Und wie bei vielen Scams und korrupten Systemen gab und gibt es Menschen, die das schon vor Jahren durchschauten. Darunter die Firma Citron Research 2012, und Guo Wengui, wie Desmond Shum ein weiterer Renegat.

Da aber Guo Wengui zu einem der Vertrauten von China-Basher und Trump-Mastermind Steve Bannon zählt, gehört er in vielen etablierten Medien zur Persona Non Grata und wird mit Missachtung gestraft. Weil er Anfang 2020 darauf hinwies, dass das Virus aus dem Labor in Wuhan stammt, wurde er auf Twitter gesperrt.
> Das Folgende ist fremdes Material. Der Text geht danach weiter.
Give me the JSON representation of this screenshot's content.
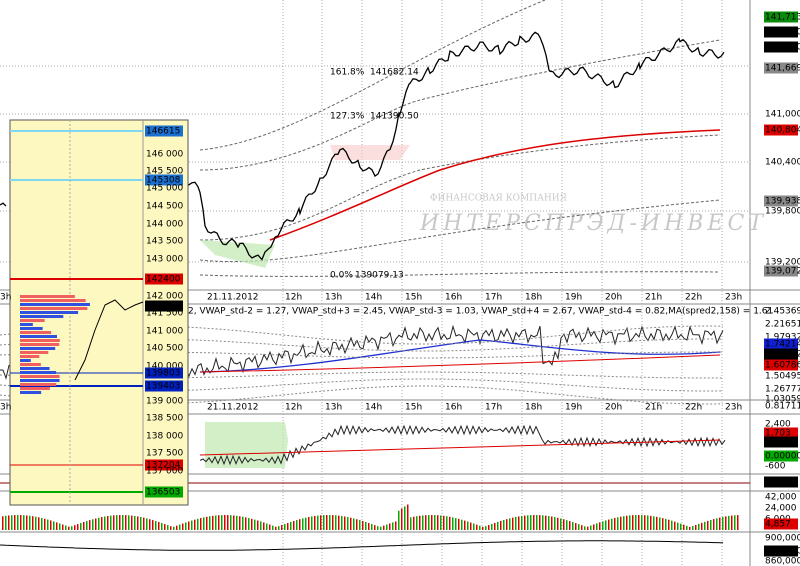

Wie es mit Evergrande weitergeht, ist spannend. Das Regime will eine geordnete Insolvenz, um den überhitzten Immobilienmarkt abzukühlen. Allerdings gehören Chinas Unternehmensschulden zu den größten und intransparentesten der Welt. Ist das nächste aus China kommende Virus eine Schuldenkrise? Dagegen spricht, dass das chinesische Finanzsystem weitaus weniger global vernetzt ist als zum Beispiel das amerikanische. Auch der Schuldenberg von Evergrande ist mit 300 Milliarden “nur” halb so groß wie der von Lehman 2008. Die Folgen für das globale Finanzsystem müssen also nicht zwangsläufig groß sein. Es hängt davon ab, was in den kommenden Tagen noch ans Tageslicht kommt und wann die chinesische Regierung einspringt. Im Gegensatz zu freien Marktwirtschaften hat der Staat wenig bis keine Hemmungen, Unternehmen mit Geld zu unterstützen. Wenn Moral keine Rolle spielt, was kümmert dann ein “Moral Hazard”?
Ein schönes Wochenende!
PS: Tether hat explizit verneint, Anleihen von Evergrande zu halten. Die Frage aber bleibt weiterhin, woher die 40 Milliarden “Commercial Papers” stammen.